Евино немецкое чувство приличия было оскорблено.
– Дейзи, не может быть, чтобы ты говорила серьезно!
– Да нет, – сказала она, – глупая мысль.
У близнецов были прямые светлые волосы, как у матери, а не отцовские темные кудри, но тягу к озорству они унаследовали от него, и обеим эта идея пришлась по душе.
– Вечером все будут во фраках, так что смокинги можно будет стянуть.
– Точно! Сделаем это, пока они будут пить чай.
Дейзи поняла, что поздно идти на попятную.
– Но мы же не можем так пойти на бал! – сказала Мэй Мюррей. После обеда все собирались на бал в Тринити.

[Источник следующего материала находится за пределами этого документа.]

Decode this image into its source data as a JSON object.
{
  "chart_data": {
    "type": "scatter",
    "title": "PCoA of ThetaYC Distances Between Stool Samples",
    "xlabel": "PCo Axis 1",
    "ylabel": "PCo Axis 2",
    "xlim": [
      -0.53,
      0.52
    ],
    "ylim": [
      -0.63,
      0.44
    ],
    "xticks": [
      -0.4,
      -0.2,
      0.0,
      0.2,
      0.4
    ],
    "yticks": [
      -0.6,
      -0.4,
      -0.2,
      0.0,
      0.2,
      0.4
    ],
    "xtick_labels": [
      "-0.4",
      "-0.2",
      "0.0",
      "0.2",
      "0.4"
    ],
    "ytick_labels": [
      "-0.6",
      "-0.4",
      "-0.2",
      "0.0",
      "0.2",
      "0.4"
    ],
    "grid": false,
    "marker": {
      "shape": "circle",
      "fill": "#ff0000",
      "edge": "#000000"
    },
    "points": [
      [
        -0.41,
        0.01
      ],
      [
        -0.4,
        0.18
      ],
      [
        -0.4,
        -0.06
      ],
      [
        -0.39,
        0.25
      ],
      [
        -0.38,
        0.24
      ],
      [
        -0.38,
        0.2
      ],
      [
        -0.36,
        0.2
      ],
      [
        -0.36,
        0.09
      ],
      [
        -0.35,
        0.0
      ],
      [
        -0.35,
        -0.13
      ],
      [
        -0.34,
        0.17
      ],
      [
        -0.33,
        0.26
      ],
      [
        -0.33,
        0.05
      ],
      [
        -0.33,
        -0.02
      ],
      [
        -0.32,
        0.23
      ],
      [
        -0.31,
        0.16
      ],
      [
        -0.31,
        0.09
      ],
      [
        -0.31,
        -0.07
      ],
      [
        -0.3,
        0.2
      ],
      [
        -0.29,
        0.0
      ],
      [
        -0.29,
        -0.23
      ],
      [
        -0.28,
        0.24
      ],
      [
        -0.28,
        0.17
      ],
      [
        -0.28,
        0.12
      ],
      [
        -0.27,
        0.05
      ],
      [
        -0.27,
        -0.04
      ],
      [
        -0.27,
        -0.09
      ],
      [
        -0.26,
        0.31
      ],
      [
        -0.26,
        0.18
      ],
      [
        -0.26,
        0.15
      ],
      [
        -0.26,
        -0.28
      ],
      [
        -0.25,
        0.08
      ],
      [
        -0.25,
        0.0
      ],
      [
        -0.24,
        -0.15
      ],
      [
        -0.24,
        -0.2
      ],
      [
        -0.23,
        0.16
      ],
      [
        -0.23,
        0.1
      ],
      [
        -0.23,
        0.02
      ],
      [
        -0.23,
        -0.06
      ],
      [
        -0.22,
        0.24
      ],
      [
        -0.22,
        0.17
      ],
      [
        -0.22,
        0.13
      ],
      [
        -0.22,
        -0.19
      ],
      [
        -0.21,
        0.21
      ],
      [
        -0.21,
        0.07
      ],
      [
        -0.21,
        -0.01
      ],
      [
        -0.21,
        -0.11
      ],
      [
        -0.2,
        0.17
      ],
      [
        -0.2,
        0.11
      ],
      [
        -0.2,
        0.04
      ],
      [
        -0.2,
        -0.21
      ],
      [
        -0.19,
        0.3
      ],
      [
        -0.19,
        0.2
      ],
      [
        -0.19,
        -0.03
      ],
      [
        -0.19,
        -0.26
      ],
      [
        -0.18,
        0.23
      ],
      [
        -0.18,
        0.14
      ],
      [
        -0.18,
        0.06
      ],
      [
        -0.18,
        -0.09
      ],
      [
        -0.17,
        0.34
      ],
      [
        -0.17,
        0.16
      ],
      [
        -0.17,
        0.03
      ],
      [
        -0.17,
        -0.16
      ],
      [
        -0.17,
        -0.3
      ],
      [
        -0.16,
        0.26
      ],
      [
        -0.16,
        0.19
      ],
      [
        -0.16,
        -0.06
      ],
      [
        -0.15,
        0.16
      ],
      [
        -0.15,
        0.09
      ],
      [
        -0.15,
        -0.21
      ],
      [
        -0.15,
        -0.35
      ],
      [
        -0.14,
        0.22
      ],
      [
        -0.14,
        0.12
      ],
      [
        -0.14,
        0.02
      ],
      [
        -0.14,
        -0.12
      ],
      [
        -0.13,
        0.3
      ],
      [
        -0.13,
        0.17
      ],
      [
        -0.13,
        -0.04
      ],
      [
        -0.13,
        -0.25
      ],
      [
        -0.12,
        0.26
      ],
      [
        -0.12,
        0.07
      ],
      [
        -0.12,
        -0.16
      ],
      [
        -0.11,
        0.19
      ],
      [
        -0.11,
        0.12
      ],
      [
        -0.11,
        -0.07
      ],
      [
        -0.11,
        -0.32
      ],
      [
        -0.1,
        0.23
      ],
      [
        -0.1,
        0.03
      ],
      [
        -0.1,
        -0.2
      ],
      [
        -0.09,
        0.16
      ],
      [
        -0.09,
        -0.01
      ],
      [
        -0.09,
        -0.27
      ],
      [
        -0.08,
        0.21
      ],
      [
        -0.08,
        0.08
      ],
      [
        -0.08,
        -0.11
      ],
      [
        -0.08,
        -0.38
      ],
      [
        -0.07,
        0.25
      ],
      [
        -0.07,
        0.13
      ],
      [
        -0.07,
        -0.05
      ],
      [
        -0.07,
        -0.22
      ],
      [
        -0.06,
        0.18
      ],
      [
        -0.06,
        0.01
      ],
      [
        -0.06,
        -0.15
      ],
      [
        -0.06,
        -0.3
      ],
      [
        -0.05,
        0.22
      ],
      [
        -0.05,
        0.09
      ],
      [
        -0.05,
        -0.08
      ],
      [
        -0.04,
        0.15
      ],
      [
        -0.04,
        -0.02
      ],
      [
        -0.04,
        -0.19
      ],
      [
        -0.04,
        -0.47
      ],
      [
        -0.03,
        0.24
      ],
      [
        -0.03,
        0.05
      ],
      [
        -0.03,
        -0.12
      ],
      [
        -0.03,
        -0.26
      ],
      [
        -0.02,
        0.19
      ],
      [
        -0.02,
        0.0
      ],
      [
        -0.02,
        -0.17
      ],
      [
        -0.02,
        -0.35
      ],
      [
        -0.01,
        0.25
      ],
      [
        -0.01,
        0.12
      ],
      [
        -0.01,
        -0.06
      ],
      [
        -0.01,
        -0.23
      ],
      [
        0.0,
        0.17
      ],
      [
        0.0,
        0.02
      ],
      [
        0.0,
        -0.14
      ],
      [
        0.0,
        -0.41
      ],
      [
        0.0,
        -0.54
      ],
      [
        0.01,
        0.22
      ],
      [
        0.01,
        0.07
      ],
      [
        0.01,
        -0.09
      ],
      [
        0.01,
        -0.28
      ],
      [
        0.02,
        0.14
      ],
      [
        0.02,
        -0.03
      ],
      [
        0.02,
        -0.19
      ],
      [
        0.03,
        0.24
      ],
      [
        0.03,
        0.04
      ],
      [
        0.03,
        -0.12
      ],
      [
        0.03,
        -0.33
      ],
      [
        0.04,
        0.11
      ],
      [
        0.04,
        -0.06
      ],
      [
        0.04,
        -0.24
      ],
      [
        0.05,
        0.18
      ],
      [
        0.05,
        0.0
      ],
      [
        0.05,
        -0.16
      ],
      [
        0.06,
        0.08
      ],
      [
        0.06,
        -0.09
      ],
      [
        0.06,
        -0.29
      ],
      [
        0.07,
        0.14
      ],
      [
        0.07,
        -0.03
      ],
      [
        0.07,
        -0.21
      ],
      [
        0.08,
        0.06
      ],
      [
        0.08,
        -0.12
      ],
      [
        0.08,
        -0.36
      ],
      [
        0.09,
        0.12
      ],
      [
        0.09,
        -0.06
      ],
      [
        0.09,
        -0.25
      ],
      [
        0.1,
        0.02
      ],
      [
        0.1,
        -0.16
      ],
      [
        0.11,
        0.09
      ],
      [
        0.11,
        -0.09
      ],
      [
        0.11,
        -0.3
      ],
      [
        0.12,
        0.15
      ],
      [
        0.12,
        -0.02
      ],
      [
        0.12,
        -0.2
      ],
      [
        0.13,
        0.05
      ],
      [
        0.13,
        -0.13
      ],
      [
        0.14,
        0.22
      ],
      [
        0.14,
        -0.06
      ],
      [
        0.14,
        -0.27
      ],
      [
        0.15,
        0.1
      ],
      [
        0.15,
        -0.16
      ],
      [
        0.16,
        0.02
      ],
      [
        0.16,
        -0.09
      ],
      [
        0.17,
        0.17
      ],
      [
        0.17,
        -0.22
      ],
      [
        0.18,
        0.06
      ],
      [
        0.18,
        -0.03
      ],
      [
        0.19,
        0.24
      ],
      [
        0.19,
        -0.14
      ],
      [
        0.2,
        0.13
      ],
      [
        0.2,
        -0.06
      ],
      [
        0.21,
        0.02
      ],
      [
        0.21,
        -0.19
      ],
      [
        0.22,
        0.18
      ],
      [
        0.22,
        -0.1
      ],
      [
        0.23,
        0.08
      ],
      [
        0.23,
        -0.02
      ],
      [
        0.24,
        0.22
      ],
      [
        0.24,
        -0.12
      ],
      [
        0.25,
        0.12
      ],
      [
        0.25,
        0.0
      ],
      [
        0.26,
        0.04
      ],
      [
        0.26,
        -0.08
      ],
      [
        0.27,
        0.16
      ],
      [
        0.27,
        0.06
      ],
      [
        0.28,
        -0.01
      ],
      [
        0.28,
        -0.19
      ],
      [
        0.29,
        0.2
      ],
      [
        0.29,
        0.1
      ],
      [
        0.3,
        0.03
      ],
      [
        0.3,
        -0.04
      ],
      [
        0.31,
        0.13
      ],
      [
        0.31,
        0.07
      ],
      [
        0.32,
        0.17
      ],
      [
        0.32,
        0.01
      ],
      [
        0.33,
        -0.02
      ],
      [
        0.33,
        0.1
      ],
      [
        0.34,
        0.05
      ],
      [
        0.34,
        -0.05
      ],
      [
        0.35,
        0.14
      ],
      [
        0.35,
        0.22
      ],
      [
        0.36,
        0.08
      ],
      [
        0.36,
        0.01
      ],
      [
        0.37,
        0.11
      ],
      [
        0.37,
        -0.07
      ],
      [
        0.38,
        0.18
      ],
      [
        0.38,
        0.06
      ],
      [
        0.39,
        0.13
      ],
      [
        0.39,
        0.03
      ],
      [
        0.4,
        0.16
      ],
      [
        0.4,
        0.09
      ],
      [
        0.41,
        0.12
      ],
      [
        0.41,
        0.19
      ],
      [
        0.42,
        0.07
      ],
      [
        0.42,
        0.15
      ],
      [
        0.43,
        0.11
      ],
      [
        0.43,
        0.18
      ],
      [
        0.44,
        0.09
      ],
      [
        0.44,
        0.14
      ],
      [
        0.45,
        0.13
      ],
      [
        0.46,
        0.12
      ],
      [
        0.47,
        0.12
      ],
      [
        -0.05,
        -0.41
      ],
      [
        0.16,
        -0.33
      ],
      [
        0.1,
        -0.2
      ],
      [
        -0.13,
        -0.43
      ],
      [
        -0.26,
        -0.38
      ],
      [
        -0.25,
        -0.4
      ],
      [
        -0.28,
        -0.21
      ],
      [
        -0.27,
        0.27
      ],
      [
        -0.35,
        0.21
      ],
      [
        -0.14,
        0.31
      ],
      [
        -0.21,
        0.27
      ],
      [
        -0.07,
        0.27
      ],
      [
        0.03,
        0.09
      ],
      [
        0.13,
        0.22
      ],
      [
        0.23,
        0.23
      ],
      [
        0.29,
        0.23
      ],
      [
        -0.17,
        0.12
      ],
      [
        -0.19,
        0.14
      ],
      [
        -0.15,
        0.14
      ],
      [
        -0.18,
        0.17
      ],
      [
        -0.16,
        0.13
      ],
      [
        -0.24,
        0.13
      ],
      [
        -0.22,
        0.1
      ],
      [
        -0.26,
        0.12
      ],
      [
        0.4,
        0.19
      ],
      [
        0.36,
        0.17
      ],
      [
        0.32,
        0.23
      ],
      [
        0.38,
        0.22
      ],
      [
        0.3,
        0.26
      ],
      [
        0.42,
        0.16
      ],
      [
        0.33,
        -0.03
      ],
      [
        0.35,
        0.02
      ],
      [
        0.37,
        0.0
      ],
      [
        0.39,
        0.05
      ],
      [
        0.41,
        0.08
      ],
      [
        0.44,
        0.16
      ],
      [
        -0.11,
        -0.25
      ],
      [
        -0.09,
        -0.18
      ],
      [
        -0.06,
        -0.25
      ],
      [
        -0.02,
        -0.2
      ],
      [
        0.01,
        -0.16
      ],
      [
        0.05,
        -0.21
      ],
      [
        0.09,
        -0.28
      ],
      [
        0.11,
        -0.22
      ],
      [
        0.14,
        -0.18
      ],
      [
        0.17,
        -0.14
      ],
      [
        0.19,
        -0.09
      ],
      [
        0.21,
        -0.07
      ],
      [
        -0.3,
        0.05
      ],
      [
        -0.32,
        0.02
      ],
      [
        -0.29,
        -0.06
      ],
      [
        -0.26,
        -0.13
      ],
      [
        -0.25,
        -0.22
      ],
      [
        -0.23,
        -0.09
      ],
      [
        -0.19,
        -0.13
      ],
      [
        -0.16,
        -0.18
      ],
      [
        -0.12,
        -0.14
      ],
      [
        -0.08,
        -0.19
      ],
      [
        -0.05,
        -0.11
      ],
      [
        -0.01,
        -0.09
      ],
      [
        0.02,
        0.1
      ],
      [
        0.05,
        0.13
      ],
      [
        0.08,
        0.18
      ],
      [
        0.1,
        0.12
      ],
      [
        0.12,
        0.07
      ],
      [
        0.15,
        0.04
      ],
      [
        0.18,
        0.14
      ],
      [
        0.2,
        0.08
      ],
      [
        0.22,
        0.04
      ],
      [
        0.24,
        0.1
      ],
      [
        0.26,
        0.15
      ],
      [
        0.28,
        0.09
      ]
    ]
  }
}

– Перед балом мы снова переоденемся, – сказала Лиззи.
Мэй была робким существом, – наверное, ее запугал отец-военный, – и всегда соглашалась с решениями других девочек. Ева оказалась единственной не согласной, так что ее мнение проигнорировали и занялись приведением плана в исполнение.
Когда пришло время переодеваться к обеду, служанка внесла в спальню, которую Дейзи делила с Евой, два вечерних костюма. Служанку звали Руби. Накануне у нее был совершенно несчастный вид – болели зубы, – и Дейзи дала ей денег, чтобы та сходила к врачу. Зуб удалили, и сейчас у Руби глаза оживленно блестели, зубная боль была забыта.
– Вот, дамы, ваши костюмы! – сказала она. – Вам, мисс Пешкова, костюм сэра Бартоломью, он достаточно мал, а для мисс Ротман – костюм мистера Эндрю Фицгерберта.